The inquiry was partially prompted by the case of Binyam Mohammed, an Ethiopian living in Britain, who was arrested in Pakistan in 2002 on suspicion of planning terrorist attacks.

Mr Mohammed, who later spent four years in Guantanamo Bay, Cuba, before being freed without charge, has always maintained that he confessed under torture conducted on the directions of British intelligence officers.

In last night's programme, Elizabeth Manningham-Buller, the former director general of one of the UK's intelligence services, MI5, denied Mr Musharraf's claim that "a blind eye had been turned" by the British to torture.

"There was no tacit approval of torture," she said. "I think this raises a much broader question. Al Qa'eda is a global threat.
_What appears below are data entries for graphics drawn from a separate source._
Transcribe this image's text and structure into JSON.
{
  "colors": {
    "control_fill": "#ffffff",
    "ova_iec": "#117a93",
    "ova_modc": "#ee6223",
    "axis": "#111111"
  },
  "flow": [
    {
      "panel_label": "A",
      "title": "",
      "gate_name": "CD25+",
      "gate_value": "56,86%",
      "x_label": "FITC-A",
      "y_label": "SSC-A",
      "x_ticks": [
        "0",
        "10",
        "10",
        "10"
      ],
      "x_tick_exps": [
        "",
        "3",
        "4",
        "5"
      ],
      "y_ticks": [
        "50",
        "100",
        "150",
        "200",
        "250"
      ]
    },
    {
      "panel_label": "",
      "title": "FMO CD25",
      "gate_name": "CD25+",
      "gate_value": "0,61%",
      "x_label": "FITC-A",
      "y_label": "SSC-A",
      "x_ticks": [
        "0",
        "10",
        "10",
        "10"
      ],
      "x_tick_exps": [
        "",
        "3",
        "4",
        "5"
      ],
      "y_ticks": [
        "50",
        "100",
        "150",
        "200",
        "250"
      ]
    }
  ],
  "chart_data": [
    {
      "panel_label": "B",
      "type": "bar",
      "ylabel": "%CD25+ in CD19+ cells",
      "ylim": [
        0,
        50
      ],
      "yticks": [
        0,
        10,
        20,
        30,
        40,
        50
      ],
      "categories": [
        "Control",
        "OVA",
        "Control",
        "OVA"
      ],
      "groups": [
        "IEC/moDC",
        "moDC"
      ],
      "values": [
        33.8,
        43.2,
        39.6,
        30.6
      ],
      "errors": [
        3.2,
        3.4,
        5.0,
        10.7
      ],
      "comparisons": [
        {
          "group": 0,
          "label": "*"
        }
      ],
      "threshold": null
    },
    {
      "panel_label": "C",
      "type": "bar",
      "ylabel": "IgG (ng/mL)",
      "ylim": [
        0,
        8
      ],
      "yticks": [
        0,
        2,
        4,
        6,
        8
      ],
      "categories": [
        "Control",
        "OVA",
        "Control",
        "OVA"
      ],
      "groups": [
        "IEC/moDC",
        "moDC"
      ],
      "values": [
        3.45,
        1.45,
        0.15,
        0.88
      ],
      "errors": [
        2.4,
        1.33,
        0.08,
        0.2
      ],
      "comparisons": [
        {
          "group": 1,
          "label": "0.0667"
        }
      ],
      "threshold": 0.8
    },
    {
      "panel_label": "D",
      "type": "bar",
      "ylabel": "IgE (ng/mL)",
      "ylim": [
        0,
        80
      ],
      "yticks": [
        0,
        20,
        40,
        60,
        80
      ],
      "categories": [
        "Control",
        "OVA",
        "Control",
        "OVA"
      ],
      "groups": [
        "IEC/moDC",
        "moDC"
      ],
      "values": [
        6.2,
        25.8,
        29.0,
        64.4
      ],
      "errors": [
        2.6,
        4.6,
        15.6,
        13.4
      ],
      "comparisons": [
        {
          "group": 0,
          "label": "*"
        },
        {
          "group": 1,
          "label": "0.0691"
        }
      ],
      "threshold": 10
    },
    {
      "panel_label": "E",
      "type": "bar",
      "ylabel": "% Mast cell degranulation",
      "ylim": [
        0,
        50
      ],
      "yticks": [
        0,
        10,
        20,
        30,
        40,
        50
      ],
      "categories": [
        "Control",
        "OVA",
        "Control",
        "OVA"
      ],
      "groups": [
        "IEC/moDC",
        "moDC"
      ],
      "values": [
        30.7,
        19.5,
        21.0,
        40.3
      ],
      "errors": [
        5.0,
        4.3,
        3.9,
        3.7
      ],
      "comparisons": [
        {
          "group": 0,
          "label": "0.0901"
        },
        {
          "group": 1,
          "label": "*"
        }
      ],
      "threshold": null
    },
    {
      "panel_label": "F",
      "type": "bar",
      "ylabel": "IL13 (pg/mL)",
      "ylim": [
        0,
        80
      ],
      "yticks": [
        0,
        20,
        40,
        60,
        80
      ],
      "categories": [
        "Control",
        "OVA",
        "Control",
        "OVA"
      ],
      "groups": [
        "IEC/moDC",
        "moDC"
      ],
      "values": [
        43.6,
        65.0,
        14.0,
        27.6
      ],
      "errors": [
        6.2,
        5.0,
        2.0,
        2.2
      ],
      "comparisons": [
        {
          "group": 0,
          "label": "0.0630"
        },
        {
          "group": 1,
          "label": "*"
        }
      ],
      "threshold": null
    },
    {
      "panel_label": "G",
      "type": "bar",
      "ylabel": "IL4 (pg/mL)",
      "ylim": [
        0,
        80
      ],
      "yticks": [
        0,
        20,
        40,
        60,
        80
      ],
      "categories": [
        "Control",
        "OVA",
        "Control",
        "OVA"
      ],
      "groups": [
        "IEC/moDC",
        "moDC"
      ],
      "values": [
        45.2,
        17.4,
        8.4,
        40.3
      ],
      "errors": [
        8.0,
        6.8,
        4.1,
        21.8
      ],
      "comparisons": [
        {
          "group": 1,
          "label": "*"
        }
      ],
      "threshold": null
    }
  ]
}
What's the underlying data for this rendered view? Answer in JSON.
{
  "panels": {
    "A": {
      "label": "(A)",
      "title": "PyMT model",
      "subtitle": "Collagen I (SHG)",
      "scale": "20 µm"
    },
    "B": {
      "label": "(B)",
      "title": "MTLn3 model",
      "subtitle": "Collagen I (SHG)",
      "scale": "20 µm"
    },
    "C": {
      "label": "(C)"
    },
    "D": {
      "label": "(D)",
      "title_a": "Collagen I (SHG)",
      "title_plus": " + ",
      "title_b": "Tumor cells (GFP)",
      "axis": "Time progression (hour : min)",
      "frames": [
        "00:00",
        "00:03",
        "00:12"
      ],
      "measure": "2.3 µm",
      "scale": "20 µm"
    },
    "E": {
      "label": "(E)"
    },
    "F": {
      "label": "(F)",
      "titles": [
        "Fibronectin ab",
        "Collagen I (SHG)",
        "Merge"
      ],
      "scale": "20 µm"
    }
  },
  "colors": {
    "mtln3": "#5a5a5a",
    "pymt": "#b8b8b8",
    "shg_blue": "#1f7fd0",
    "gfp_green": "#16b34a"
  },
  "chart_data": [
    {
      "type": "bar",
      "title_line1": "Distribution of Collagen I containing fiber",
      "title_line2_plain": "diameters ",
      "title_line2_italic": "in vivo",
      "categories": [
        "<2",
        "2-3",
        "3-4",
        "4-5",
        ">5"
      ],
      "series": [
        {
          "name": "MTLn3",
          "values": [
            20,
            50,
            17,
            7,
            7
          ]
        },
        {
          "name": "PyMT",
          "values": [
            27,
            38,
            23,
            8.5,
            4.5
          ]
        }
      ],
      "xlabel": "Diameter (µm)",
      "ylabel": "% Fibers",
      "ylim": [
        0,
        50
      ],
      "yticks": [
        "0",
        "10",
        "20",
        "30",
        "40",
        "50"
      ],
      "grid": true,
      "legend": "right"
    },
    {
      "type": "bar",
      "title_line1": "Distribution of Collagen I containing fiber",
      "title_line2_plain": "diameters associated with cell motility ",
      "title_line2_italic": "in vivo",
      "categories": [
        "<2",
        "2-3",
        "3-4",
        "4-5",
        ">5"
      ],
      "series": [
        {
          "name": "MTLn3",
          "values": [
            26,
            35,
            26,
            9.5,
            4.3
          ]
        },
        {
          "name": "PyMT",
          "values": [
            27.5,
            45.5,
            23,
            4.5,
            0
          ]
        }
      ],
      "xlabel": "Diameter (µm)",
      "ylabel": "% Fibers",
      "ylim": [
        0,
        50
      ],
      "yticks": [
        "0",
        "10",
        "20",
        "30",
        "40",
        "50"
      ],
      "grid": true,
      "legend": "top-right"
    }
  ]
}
To counter it, we need to talk to services throughout the world.

"We have to be careful and cautious in those relationships, but to decide that we are never going to talk to the following 50 countries in any circumstances means that you are deciding deliberately not to try and find out information that you need to know."

In her first television interview, Baroness Manningham-Buller was also asked when she had become aware that US officials had been using "enhanced interrogation techniques".

She replied: "Not for a quite a long time after they started using them. They chose to conceal it from the allies and, indeed, from their own citizens."

Sir David Omand, Whitehall's security and intelligence co-ordinator between 2002 and 2005, also disputed the former Pakistani president's claims.

"I am very clear we are not and have not been complicit in torture and I'm in no doubt that all the countries concerned, including Pakistan and the United States, were very well aware of what British policy was, which was we don't do this and we don't ask other people to do it."

In a bizarre moment in the programme, Jim Clemente, from the FBI's Behavioural Analysis Unit, said one intelligence officer at Guantanamo Bayhad told him she had studied the methods used by fictional agent Jack Bauer in the TV series 24 "to get ideas on interrogation methods".